Huit nouvelles oeuvres d'Ai Weiwei traduisant l'émotion ressentie par l'artiste chinois qui a vécu quelques mois en Grèce parmi les réfugiés dont il a épousé la cause, sont exposées depuis vendredi au musée d'art cycladique d'Athènes.

«Il s'agit de la première exposition individuelle de l'artiste à Athènes et une première mondiale de présentation des ses oeuvres dans un musée archéologique», a indiqué à l'AFP Aphrodite Gonou, curatrice de ce musée connu pour sa collection d'idoles préhistoriques de la civilisation cycladique (du nom des îles de Cyclades en mer Égée).

Cette exposition programmée par le musée depuis l'été 2015 a été nourrie de l'expérience vécue par l'artiste auprès des réfugiés, qu'il a côtoyés pendant cinq mois en Grèce. Pour rendre compte des drames de l'exode, il a décidé d'installer en janvier un atelier sur l'île qui en est devenue le symbole, Lesbos, en mer Égée.

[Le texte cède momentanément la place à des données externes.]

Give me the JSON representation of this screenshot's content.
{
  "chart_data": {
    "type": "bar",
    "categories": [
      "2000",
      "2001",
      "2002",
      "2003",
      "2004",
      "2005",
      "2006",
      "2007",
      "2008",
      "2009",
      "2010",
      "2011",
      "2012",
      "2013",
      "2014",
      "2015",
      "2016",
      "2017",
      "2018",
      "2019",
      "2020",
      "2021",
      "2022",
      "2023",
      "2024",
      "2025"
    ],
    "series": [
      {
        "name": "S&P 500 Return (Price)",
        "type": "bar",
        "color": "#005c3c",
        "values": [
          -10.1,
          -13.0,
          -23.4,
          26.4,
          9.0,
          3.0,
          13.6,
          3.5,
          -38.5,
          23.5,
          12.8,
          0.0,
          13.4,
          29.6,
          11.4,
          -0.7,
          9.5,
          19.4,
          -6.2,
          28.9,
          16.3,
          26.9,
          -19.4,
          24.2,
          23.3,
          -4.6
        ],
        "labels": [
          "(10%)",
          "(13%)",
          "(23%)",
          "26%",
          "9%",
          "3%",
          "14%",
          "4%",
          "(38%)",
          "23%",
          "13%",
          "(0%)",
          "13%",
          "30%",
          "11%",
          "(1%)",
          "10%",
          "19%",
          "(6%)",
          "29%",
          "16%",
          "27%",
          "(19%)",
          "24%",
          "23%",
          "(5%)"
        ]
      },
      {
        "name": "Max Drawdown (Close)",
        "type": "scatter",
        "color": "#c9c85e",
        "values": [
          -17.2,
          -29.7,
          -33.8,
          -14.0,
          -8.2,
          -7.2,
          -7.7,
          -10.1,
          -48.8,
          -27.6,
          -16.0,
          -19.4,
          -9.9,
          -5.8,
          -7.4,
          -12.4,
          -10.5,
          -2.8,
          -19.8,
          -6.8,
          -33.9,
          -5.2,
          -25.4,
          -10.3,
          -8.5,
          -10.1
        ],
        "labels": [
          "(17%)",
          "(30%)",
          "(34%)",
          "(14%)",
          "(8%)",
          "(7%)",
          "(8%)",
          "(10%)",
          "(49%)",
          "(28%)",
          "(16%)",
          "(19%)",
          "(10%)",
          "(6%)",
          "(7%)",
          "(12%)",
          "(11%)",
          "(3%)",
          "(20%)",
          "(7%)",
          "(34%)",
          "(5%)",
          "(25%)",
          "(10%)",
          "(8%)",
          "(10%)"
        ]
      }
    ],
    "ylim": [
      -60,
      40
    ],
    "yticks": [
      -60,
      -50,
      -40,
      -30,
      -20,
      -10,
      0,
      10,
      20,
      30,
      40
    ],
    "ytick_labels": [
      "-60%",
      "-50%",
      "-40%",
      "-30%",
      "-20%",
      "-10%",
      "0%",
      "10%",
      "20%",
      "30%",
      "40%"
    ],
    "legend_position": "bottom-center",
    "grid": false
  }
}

«La bouée de sauvetage» et «le pneu», deux sculptures en marbre, évoquent les périlleuses traversées en mer lors desquelles des centaines de migrants ont trouvé la mort.

Au sommet du musée, les drapeaux grec et européen flottent au côté d'un troisième portant la silhouette d'Aylan, le garçonnet kurde noyé dont la photo gisant sur une plage turque avait ému le monde entier.

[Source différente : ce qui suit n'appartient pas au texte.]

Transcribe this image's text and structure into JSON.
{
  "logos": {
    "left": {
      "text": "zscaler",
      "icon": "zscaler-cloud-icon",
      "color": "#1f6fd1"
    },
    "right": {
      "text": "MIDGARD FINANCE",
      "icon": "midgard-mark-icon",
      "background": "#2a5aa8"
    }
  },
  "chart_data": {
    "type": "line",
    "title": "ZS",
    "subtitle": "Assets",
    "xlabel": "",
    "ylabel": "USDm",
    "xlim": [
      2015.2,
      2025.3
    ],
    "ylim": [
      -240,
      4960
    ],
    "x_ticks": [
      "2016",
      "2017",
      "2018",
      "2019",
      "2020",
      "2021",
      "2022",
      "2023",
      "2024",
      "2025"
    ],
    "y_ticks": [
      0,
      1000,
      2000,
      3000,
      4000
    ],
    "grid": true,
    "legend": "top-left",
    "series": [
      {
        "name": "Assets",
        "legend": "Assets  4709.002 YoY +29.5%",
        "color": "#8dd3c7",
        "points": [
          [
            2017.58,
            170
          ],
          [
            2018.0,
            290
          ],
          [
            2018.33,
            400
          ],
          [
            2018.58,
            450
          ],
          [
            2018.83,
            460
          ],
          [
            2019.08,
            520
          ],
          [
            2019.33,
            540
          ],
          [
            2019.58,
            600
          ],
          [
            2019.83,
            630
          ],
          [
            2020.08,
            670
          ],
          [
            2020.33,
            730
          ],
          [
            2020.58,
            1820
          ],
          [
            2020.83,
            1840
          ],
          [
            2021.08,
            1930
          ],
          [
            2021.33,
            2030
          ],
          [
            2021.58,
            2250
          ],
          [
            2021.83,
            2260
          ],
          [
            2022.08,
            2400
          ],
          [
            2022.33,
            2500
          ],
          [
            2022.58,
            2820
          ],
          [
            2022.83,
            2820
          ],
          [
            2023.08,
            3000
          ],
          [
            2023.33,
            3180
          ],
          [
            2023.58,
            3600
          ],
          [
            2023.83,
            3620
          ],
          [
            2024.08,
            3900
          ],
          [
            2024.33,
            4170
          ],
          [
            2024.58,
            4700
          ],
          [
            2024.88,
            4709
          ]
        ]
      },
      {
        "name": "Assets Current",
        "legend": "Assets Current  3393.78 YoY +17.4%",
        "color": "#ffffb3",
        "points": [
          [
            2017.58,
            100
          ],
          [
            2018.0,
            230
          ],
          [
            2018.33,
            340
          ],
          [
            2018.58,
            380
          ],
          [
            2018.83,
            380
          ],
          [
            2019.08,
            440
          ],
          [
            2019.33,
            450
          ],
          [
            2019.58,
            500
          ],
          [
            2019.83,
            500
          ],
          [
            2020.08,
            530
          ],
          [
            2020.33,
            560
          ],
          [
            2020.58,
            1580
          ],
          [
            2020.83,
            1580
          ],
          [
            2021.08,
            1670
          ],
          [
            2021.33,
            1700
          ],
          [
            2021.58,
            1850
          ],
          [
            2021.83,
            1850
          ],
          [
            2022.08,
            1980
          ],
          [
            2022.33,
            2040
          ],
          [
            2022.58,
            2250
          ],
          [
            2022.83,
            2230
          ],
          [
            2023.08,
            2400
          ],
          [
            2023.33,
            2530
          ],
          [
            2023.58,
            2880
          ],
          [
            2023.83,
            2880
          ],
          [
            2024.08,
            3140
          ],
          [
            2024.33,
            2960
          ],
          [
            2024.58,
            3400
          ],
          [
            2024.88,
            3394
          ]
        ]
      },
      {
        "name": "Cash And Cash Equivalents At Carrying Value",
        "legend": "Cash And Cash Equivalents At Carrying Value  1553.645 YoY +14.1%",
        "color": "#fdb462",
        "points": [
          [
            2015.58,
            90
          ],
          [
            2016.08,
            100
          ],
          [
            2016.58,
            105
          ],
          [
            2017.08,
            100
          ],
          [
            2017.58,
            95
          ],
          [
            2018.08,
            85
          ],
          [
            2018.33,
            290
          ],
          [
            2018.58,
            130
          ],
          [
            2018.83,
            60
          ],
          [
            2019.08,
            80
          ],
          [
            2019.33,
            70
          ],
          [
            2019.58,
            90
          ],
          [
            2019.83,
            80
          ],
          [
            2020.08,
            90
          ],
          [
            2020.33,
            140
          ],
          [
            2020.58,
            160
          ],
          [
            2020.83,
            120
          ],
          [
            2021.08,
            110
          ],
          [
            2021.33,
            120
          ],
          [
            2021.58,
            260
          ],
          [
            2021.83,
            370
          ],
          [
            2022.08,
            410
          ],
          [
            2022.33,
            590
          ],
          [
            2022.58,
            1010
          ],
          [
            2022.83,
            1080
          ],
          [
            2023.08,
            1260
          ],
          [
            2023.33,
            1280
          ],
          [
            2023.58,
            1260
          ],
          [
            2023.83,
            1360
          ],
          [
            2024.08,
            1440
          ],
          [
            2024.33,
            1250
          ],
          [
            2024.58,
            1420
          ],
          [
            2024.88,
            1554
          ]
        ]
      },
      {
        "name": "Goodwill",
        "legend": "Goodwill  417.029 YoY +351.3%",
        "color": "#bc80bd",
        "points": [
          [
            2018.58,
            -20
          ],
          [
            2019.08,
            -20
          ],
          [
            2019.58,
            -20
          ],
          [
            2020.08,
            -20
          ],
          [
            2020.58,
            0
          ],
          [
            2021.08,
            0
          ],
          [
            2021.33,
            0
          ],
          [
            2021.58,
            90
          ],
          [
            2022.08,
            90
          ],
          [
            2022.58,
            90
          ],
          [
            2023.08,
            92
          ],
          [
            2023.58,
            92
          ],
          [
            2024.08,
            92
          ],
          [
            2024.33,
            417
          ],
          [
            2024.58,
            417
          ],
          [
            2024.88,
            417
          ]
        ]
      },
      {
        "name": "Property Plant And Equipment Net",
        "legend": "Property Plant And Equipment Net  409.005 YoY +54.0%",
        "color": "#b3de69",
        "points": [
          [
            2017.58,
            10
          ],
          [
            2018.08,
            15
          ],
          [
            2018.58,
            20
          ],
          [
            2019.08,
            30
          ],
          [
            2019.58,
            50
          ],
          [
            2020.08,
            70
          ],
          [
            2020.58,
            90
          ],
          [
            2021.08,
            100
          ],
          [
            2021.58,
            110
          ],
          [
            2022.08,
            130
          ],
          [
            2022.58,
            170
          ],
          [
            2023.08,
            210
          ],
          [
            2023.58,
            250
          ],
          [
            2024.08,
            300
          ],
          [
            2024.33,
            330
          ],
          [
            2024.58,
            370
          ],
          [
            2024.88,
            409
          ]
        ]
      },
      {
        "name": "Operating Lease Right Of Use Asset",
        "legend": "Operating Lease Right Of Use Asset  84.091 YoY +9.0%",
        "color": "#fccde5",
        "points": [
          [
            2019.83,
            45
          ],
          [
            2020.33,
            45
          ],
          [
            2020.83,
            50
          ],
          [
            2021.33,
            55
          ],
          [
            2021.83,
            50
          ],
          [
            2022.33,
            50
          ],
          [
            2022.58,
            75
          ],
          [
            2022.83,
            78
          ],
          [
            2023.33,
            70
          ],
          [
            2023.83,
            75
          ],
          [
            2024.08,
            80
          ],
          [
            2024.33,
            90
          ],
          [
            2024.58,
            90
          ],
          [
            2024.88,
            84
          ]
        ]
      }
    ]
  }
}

L'artiste a troqué le bleu, jaune et blanc des couleurs grecques et européennes par de l'argent et du doré, pour évoquer les couvertures isothermes distribuées aux centaines de milliers de réfugiés lors de leur arrivée sur les îles grecques.

Pour dénoncer «la violence» contre les réfugiés et «la xénophobie», comme l'explique le catalogue, il confronte des canettes de gaz lacrymogène à des vases antiques, ceux de type «lacrymatoire» réputés accueillir dans l'Antiquité les larmes des proches de défunts.

Les légendes précisent que les gaz lacrymogènes datent d'une charge de la police macédonienne pour refouler le 10 avril dernier des migrants tentant de forcer leur route vers l'Europe du Nord.

Ai Weiwei rapproche aussi siècles et continents en se portraiturant en un «personnage debout», une imposante sculpture en marbre blanc, qui s'inspire directement des idoles cycladiques, mais fait aussi écho à l'une de ses oeuvres emblématiques, «le Vase de la dynastie Han». Contrairement aux statues néolithiques, les bras sont grand ouverts.

Plus loin, un «iPhone papier peint» géant, composé d'une série des photos de l'artiste sur les migrants, tapisse un des murs du musée.

L'exposition, qui comprend aussi des oeuvres phares de l'artiste depuis les années 2000, doit durer jusqu'au 10 octobre.